Dailymotion: With 60 minute size and 2 gigabyte length limits, Dailymotion is a crisp-looking website which arranges videos by browsable category and sports a focus on professionalism. Note that not all content on Dailymotion is guaranteed to be family friendly- though they do a pretty good job of blocking out the stuff that isn’t, with their family filter.
Viddler: Rather than going the brute-force route and trying to compete directly with YouTube, Viddler’s gone in a completely different direction, and is attempting to out-feature the site, so to speak. Designed more for enterprise users than for consumers, Viddler allows complete customization of the viewing experience, and provides analytics data along with a full-featured API.
Blip.tv: As you might’ve figured from the URL, this one’s the perfect hosting site to start with if you’re looking at getting a web-series on its feet, and, for some reason, you don’t care to use YouTube. With a focus on uploading regular content and a wide array of Internet TV shows to choose from, Blip’s probably the closest thing a lot of people are going to get to watching cable on their computer without having to download an outside client.
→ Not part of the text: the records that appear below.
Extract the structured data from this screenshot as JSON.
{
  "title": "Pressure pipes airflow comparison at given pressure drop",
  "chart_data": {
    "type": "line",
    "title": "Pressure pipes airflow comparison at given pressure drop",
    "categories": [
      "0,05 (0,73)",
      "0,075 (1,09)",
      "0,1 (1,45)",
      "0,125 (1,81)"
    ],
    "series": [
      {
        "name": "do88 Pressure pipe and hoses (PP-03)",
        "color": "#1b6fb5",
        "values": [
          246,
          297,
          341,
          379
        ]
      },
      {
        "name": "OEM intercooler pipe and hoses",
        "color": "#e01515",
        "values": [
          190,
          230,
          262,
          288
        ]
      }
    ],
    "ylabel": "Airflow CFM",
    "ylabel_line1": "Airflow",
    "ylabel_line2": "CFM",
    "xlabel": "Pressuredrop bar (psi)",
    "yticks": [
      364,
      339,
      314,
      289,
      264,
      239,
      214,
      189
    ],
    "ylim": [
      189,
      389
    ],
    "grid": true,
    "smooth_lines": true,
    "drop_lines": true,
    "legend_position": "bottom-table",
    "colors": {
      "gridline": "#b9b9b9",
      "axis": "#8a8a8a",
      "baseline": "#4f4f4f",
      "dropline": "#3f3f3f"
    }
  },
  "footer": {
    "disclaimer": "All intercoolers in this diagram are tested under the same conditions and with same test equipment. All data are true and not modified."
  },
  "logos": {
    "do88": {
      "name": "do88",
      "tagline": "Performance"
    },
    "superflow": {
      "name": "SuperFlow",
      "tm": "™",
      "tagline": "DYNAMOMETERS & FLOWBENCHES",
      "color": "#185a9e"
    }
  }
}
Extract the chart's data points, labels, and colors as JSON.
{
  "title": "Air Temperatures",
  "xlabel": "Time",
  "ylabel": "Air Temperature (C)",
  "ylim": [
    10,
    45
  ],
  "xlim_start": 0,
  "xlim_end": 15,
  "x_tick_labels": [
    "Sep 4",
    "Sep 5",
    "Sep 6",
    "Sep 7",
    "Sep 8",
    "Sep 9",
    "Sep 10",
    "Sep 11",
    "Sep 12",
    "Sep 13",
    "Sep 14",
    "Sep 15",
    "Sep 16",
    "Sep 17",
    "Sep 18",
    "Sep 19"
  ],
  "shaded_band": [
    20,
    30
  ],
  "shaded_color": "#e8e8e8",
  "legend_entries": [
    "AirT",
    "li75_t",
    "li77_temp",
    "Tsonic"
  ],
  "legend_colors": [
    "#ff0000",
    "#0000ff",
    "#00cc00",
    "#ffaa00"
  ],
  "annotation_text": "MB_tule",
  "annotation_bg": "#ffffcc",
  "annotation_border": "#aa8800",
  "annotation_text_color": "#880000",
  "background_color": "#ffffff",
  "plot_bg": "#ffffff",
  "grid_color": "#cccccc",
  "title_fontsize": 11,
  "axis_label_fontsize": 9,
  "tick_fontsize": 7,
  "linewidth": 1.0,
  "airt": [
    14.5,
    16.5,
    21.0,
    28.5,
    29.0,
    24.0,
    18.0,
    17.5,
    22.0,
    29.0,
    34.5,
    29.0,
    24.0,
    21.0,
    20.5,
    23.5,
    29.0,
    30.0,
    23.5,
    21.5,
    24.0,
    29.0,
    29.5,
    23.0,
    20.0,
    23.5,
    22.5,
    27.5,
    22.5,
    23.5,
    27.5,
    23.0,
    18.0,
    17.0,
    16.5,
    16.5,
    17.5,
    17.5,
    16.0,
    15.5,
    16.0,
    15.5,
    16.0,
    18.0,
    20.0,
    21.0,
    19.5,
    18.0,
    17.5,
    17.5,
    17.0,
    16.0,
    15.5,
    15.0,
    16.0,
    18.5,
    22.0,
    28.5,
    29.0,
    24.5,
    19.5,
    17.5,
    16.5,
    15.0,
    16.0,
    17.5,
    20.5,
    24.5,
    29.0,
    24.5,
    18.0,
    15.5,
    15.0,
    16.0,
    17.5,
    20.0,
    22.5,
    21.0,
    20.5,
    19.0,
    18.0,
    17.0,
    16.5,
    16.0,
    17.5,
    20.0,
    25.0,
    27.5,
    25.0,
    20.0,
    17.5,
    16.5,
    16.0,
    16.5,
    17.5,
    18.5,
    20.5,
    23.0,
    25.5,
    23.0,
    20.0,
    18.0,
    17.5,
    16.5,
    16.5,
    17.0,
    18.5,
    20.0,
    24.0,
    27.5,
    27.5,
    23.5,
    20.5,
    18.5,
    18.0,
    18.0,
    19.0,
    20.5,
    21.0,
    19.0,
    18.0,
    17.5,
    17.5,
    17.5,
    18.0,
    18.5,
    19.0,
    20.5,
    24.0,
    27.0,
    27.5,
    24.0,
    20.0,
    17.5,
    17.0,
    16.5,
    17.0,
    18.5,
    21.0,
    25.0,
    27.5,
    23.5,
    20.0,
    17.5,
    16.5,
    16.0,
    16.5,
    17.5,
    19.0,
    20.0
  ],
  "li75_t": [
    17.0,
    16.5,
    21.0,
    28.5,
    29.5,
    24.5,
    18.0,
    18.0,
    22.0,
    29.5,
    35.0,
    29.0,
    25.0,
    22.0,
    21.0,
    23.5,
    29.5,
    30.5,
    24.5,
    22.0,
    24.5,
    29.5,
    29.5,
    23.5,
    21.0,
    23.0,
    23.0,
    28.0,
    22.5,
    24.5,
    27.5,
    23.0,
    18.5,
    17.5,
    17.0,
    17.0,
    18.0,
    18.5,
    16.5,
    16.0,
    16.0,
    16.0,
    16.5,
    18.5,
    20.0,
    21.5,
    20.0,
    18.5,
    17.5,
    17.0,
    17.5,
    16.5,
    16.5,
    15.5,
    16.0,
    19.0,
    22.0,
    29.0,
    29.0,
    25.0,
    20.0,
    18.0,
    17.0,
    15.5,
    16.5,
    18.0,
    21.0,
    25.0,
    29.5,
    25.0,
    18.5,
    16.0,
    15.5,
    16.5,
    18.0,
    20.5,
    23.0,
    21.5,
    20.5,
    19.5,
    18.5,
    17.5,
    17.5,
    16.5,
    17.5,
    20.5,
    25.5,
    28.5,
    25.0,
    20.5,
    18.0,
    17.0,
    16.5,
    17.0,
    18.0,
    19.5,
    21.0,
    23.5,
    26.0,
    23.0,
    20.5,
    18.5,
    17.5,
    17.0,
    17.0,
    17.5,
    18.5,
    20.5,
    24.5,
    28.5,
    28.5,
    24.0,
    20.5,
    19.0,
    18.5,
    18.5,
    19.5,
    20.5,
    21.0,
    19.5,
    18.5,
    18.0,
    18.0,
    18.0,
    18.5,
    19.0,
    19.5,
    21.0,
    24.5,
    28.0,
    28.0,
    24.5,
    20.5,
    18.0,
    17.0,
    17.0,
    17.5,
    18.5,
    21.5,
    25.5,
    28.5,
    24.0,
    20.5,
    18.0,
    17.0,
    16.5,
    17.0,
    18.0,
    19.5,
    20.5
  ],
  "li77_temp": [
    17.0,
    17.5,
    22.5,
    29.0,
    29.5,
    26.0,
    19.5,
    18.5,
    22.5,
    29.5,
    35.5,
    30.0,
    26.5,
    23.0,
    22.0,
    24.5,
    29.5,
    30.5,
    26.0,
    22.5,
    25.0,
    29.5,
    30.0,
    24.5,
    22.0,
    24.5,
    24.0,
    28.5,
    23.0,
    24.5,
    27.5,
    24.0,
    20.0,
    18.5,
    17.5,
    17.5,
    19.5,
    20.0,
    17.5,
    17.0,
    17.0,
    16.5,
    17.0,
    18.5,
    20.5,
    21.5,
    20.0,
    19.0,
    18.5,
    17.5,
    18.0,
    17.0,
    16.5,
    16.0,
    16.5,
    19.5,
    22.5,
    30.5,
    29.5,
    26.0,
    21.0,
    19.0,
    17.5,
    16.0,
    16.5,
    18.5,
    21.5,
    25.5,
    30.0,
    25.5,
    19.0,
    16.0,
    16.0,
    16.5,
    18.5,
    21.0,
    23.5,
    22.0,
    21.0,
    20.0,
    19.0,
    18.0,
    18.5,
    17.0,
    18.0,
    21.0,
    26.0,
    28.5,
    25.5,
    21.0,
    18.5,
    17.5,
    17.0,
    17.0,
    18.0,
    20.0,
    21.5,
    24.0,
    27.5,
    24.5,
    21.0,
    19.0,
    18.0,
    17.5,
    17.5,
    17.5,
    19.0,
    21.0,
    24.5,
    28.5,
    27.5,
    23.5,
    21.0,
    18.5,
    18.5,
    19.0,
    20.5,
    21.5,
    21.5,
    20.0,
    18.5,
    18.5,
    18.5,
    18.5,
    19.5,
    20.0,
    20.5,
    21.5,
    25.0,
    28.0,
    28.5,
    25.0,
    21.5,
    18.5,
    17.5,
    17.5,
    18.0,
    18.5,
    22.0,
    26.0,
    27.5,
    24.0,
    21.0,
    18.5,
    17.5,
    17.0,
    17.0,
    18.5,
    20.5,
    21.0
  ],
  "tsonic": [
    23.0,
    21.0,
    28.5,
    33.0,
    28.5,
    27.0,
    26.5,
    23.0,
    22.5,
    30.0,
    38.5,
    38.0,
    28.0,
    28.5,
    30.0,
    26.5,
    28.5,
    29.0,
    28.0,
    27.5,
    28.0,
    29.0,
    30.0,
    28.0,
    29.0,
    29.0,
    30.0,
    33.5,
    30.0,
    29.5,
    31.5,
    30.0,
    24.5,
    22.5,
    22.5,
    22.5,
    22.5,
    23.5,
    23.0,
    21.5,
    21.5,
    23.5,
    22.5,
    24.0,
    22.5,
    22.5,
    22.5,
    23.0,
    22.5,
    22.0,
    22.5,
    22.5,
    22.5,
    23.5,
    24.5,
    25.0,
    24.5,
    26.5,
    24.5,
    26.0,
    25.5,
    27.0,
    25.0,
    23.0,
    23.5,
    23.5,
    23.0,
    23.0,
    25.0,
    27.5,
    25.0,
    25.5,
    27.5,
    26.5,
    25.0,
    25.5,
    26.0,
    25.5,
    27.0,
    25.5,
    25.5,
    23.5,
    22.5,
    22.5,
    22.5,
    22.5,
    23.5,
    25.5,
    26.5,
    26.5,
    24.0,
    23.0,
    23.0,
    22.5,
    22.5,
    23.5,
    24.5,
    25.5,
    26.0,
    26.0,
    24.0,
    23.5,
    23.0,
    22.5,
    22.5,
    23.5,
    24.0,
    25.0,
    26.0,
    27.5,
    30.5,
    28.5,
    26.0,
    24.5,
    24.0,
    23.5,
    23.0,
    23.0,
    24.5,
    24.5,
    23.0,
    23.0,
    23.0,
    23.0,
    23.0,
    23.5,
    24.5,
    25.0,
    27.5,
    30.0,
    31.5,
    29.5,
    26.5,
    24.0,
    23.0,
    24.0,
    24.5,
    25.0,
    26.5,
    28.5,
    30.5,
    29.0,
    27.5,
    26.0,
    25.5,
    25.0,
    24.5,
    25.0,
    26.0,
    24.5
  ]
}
Veoh: Three words: Unlimited. Upload. Size. That’s Veoh’s selling point, and it’s definitely a good one. It focuses more on movies and documentaries rather than the shorter videos you’d find on other hosting sites, as a result.
Vimeo: Here’s another site that emphasizes creativity and professionalism over…well…whatever it is we might find on YouTube. I’m not saying that creative, artistic videos are hard to come by on the latter, just that you’re just as likely to find nonsensical mashups, cute animal films, and completely insane ramblings as opposed to something crisp and well-designed. As an added bonus, Vimeo features a number of tutorials to help its users make better video.
If I had to describe it, I’d say it’s kind of like YouTube’s older, less-successful brother.